Mesoporous transition metal oxides with crystalline walls show promising applications in catalysis and energy storage. Syntheses of those crystalline mesoporous oxides, however, currently remain as an unmet challenge because of the large volume shrinkage during crystallization in a sol-gel process. Here, we demonstrate a facile and general template-free method to prepare six mesoporous transition metal oxides, e.g., CuO, CoO, and spinel MCo₂O₄ (M = Co, Cu, Mn, Zn), with highly crystalline walls and continuous mesopores in the forms of two-dimensional nanoplates or nanosheets. The method is based on the thermal crystalline transformation from basic carbonates to mesoporous metal oxides. The crystal interconversion not only endows the crystallinity and mesoporosity of oxides but also generates abundant surface-step defects that show remarkable enhancement of the catalytic activity of porous oxides.

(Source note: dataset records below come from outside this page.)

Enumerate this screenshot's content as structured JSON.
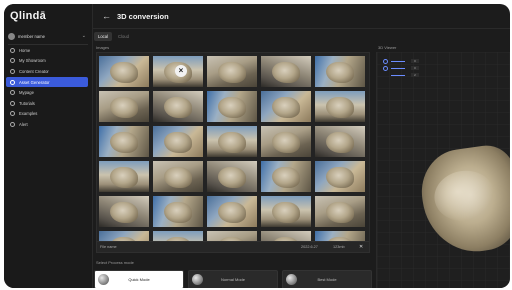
{
  "brand": {
    "logo": "Qlindā"
  },
  "user": {
    "name": "member name"
  },
  "sidebar": {
    "items": [
      {
        "label": "Home",
        "icon": "home-icon",
        "active": false
      },
      {
        "label": "My Showroom",
        "icon": "showroom-icon",
        "active": false
      },
      {
        "label": "Content Creator",
        "icon": "content-icon",
        "active": false
      },
      {
        "label": "Asset Generator",
        "icon": "asset-icon",
        "active": true
      },
      {
        "label": "Mypage",
        "icon": "user-icon",
        "active": false
      },
      {
        "label": "Tutorials",
        "icon": "tutorial-icon",
        "active": false
      },
      {
        "label": "Examples",
        "icon": "examples-icon",
        "active": false
      },
      {
        "label": "Alert",
        "icon": "alert-icon",
        "active": false
      }
    ]
  },
  "header": {
    "back_icon": "←",
    "title": "3D conversion"
  },
  "tabs": [
    {
      "label": "Local",
      "active": true
    },
    {
      "label": "Cloud",
      "active": false
    }
  ],
  "images": {
    "label": "Images",
    "count": 30
  },
  "file": {
    "name": "File name",
    "date": "2022.6.27",
    "size": "123mb"
  },
  "viewer": {
    "label": "3D Viewer",
    "values": [
      "0",
      "0",
      "2"
    ]
  },
  "process": {
    "label": "Select Process mode",
    "modes": [
      {
        "label": "Quick Mode",
        "active": true
      },
      {
        "label": "Normal Mode",
        "active": false
      },
      {
        "label": "Best Mode",
        "active": false
      }
    ]
  },
  "colors": {
    "accent": "#3b5bdb",
    "background": "#1c1c1c"
  }
}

Our method likely provides an alternative paradigm for cost-effective and universal synthesis of crystalline mesoporous oxides beyond the traditional templating methods.

具有晶体壁的中孔过渡金属氧化物在催化和能量存储中显示出有希望的应用。然而，由于在溶胶-凝胶法中结晶期间的大体积收缩，这些结晶中孔氧化物的合成目前仍是未解决的挑战。在这里，我们演示了一种简便且通用的无模板方法来制备六种介孔过渡金属氧化物，例如CuO，CoO和尖晶石MCo ₂ O ₄（M = Co，Cu，Mn，Zn），具有高度结晶的壁和呈二维纳米板或纳米片形式的连续中孔。该方法基于从碱性碳酸盐到中孔金属氧化物的热结晶转变。晶体互变不仅赋予氧化物以结晶度和中孔性，而且产生大量的表面台阶缺陷，这些缺陷显示出多孔氧化物催化活性的显着提高。我们的方法可能为传统的模板方法提供了一种成本有效且通用的结晶中孔氧化物合成方法。